Here are a few scenarios where you may want to think carefully about whether to speak:

  1. When the future activity, investment or results are not 100% confirmed or depend on factors outside of your control.

This one is a no-no. It directly impacts your company’s integrity if you can’t deliver on a promise or if previously communicated results are found to be wrong. It’s tough — sometimes the business leader is absolutely certain that the investment will happen. But, as you know, sometimes things may appear surer than they are.

My advice here is straightforward: If it isn’t written and signed, please don’t speak.

  1. When communicating could potentially stir up unwanted attention.
  2. Here’s a scenario: A huge issue is unfolding in your industry or sector. It’s negative, but, fortunately, it’s not about your company. However, in the early stages, you are mentioned (although, just barely) as one of the companies operating in that sector, or maybe bidding for that business, but with no allegations.

This one is tricky. The natural human instinct is to come out and clear yourself, smugly stating that you aren’t one of the bad guys. In my experience, I have found (sadly) that commenting, however positively, associates the company with that issue while it’s brewing. Placing the company’s name in that mix could potentially backfire.

In this instance, before you get to the front, it would be wise to determine the pros and cons of speaking — and if it’s the right time.

  • When it doesn’t meet the company’s objectives.

The fact that a topic is of personal interest doesn’t mean you should engage on behalf of the company. I once saw a cringeworthy video of a clearly inexperienced country manager of a big multinational, standing by his company’s logo, congratulating a celebrity friend who hit one million followers on social media — true story.

What people do in their own time and capacity is largely their business, but what an executive says on behalf of the company should have a clear objective.

  • When the company is legally required not to comment.

OK, I guess this one is obvious. For example, it’s important not to speak when a matter is in court or if it’s a company’s “quiet period” — the four weeks prior to the close of the business quarter when company executives are forbidden to speak to the public about the business in order to avoid giving details that would amount to insider information. Also, this rule applies when a company is issuing an initial public offering (IPO).

  • When asked about a competing company.

Commenting on a competitor’s business operations is, at best, tacky, but it could move into the realm of potential legal action if the comment is negative. You are not an authority on another company’s actions.

Except when it involves a significant social issue, my advice is to keep your comments to yourself.

  • When it involves religion and politics.

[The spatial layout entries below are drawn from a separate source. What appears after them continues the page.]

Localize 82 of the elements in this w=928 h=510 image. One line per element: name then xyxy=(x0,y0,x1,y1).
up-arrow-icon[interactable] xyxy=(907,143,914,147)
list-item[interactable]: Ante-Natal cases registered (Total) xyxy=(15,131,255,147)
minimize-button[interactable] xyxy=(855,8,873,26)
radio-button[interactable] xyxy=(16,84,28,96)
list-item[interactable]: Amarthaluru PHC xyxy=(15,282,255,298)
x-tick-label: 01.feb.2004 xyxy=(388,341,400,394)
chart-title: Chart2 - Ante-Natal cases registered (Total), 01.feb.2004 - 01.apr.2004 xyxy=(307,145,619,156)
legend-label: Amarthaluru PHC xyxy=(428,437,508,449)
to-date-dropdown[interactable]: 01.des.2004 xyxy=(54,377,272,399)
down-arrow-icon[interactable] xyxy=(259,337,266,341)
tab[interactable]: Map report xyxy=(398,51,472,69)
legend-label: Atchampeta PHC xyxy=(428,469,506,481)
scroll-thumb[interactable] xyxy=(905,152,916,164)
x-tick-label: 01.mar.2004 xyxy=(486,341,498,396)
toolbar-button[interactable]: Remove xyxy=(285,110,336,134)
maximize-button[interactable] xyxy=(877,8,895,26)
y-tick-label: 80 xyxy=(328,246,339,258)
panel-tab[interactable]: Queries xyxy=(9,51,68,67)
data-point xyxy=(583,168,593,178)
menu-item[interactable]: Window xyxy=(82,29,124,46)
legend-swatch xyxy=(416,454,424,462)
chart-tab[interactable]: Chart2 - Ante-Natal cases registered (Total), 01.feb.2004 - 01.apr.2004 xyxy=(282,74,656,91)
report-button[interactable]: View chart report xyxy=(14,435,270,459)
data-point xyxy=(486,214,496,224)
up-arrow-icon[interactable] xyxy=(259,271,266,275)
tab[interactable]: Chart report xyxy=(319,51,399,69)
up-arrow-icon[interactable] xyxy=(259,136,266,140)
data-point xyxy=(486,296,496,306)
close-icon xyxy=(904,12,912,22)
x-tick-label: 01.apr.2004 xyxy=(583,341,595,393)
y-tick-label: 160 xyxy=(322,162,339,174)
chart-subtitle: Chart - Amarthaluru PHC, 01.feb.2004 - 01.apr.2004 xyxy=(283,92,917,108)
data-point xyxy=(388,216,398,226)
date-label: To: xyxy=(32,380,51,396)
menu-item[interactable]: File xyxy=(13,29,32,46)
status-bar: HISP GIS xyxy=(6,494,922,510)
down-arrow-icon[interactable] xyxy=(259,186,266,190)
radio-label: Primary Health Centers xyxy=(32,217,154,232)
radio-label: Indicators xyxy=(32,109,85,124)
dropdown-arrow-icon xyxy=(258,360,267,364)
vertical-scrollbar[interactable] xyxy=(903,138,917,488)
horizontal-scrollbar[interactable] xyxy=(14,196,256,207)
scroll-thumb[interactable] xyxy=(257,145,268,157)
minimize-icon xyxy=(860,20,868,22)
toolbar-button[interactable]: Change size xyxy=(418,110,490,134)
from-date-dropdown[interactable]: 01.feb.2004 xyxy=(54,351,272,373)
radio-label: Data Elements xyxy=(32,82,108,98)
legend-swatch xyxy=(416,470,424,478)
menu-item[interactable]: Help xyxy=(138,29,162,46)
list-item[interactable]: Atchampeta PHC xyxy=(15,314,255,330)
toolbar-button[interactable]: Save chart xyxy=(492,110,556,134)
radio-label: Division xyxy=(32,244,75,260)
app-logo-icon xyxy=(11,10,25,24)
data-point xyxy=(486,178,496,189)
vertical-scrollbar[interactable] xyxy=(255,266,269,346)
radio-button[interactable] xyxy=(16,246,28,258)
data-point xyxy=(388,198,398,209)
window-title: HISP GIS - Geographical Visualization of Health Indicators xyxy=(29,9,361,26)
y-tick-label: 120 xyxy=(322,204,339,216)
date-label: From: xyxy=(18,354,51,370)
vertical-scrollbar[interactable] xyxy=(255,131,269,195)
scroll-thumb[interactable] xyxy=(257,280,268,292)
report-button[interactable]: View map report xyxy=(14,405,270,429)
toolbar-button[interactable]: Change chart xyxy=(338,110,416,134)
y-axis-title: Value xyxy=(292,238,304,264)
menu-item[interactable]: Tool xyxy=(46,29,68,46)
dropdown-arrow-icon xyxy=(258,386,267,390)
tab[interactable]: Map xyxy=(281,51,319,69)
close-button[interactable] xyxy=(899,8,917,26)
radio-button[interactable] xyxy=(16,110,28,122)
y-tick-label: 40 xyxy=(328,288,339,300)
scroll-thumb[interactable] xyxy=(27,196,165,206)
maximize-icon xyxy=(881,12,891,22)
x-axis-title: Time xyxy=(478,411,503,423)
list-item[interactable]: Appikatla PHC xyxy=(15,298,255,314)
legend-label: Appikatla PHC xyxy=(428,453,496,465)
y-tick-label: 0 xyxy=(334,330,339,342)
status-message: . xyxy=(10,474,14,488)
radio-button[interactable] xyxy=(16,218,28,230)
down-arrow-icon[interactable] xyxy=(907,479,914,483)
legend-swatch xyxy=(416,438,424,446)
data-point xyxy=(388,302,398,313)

I’m all for companies taking a stand on an issue, but endorsing a political candidate’s ideology or saying something negative about a religion is hardly ever appropriate. Steer clear.

  • When it’s more important to respect a person’s privacy and/or dignity.

This comes up often in an internal employee communication context, but it sometimes occurs in external communications, too: For example, when an employee is dismissed or leaves a company under unpleasant circumstances.

Remember the old saying: “If you can’t say something nice, don’t say anything at all!”

Reputation is built on people’s perceptions. You can influence or shape a company’s reputation by creating positive perceptions about the company. Saying the right thing in the right place at the right time always helps. Not saying the wrong thing is even more helpful. And sometimes, not speaking at all can make a world of difference.